Als leraar zijn wij gewend verantwoording te nemen voor de overdracht van kennis en vaardigheden. Als gevolg daarvan is de focus meer op het doceren dan op leren komen te liggen. Hoe breng ik de lesstof op een zodanige wijze over op leerlingen dat zij zich aangesproken en uitgedaagd voelen. In dit proces zijn het curriculum (het wat) en de leraren (het hoe) nog altijd leidend. De leraar is in aanleg de actor en initiator van het leren en het bewaken van de output. Op zichzelf is daar niets mis mee zij het dat deze traditionele wijze van onderrichten, buy die nog veel voorkomt in het voortgezet onderwijs, look weinig rekening houdt met wat de meeste leerlingen nodig hebben om zich maximaal te ontwikkelen.

Zoveel mensen zoveel…….

Leerlingen zijn geen eenheidsworst als het op het verwerven van kennis en vaardigheden aankomt. Als je de mens als lerend individu onderzoekt, kun je niet anders concluderen dan dat er grote waarneembare verschillen zijn in de manieren waarop kennis en kunde wordt ontvangen, verwerkt en omgezet in succesvolle prestaties.

Leren en stromingen

De kijk op leren is een onderwerp dat sinds mensenheugenis aandacht heeft vanuit diverse pedagogische stromingen. Daltonscholen, Freinet scholen, jenaplanscholen, Montessorischolen en Vrije (antroposofische) scholen zijn daar bekende voorbeelden van. Naar mijn idee heeft het Cito regime ertoe bijgedragen dat er een spanningsveld is ontstaan. Onderwijskundige uitgangspunten van de school zijn moeilijk te matchen met de eisen, uitgedrukt in cognitieve prestaties, die van uit overheid en politiek aan de ontwikkeling van kinderen worden gesteld.

Focus op leren

De toekomst vraagt om een nieuwe focus in onderwijs, de focus op leren. Wat is leren nou eigenlijk? Wat bedoelen we precies als we het hebben over leren leren? De literatuur laat zien dat er meer en minder complexe visies zijn met meer of minder onderscheidende elementen. Al deze visies hebben als doel het leren te verbeteren.

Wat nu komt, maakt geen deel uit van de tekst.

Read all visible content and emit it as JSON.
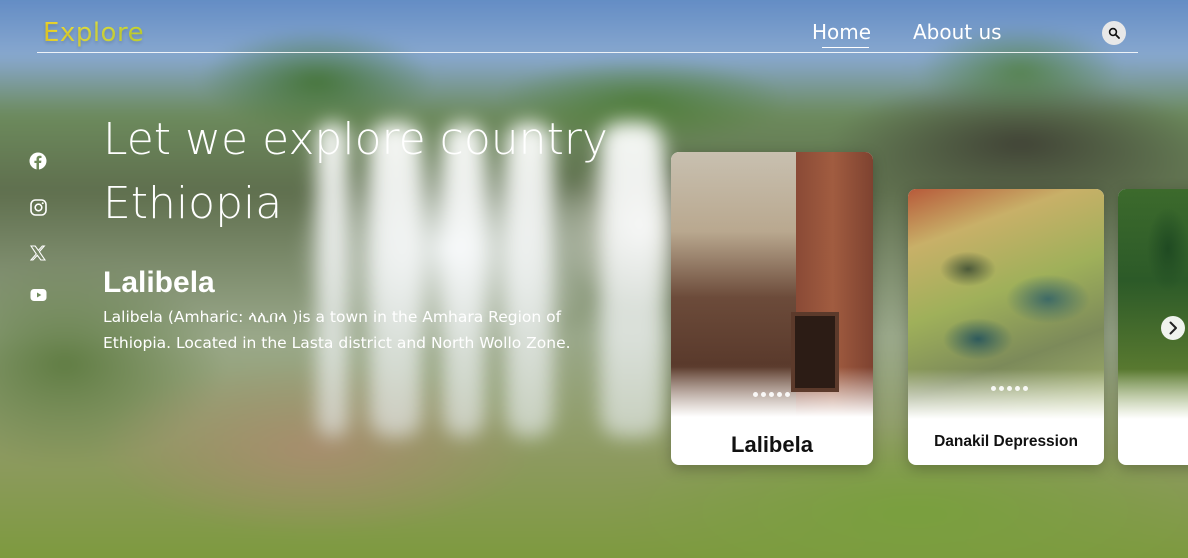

Willen we de focus op het leren krijgen bij zowel leraren als leerlingen, dan zullen we een aantal hardnekkige denkbeelden moeten ontmaskeren. Zij staan een noodzakelijke verandering van ons onderwijs in de weg.

1. Beeldvorming rondom het leren  

Als het in de media gaat over onderwijs en leren zien we heel vaak een afbeelding van een docerende leraar en luisterende leerlingen in diverse varianten. Deze beelden bevestigen de inprint dat; lesgeven is doceren en leren is luisteren. Dat is zoals iedereen het traditionele onderwijs kent. Wij (ouders) weten niet beter dan dat wij leerden in opdracht van de leraar op een bepaalde manier waarop wij als leerling geen invloed hadden. Het systeem bepaalde hoe en wat er geleerd diende te worden.Veel kinderen en ook volwassenen praten en denken over het leren als een gedwongen proces van luisteren en lezen of kijken. Kennis is iets buiten hun zelf dat rondwaard in boeken, filmpjes of hersenen van leraren. Leren gaat over wat in je hoofd moet komen. Dit weerspiegelt een ander dominant beeld in onze cultuur, dat onze hersenen een container zijn.

2. Leren is doceren

Het onderwijs arrangeert haar aanbod op de gedachte dat leren gedoceerd moet worden. Dit is het sterkst waarneembaar in het voortgezet onderwijs. Beleidsmakers bepalen wat er in de hersenen van leerlingen moet worden gestopt (curriculum), geven de leraren de opdracht om het aan te leren (didactiek en pedagogiek) om vervolgens toetsen te ontwikkelen om te controleren of de leerstof in de hoofden van leerlingen zit opgeslagen (toetsing en examinering).

psycho

Bezien vanuit dit proces is de mind van de leerling passief, een breinbakje dat wacht om gevuld te worden. Met deze planmatige aanpak is het niet nodig om tegemoet te komen aan de individualiteit van de leerling of aan inspanning die zij zelf zouden willen leveren. Evenzo verwordt de leraar tot een soort van pijpleiding waardoor de lesstof naar de leerling stroomt. Aan dit proces kun je beroepsmatige eisen stellen die ook nog eens volledig voorbij gaan aan de individualiteit van de leraar en zijn competenties, en/of de onderwijskundige context van een school.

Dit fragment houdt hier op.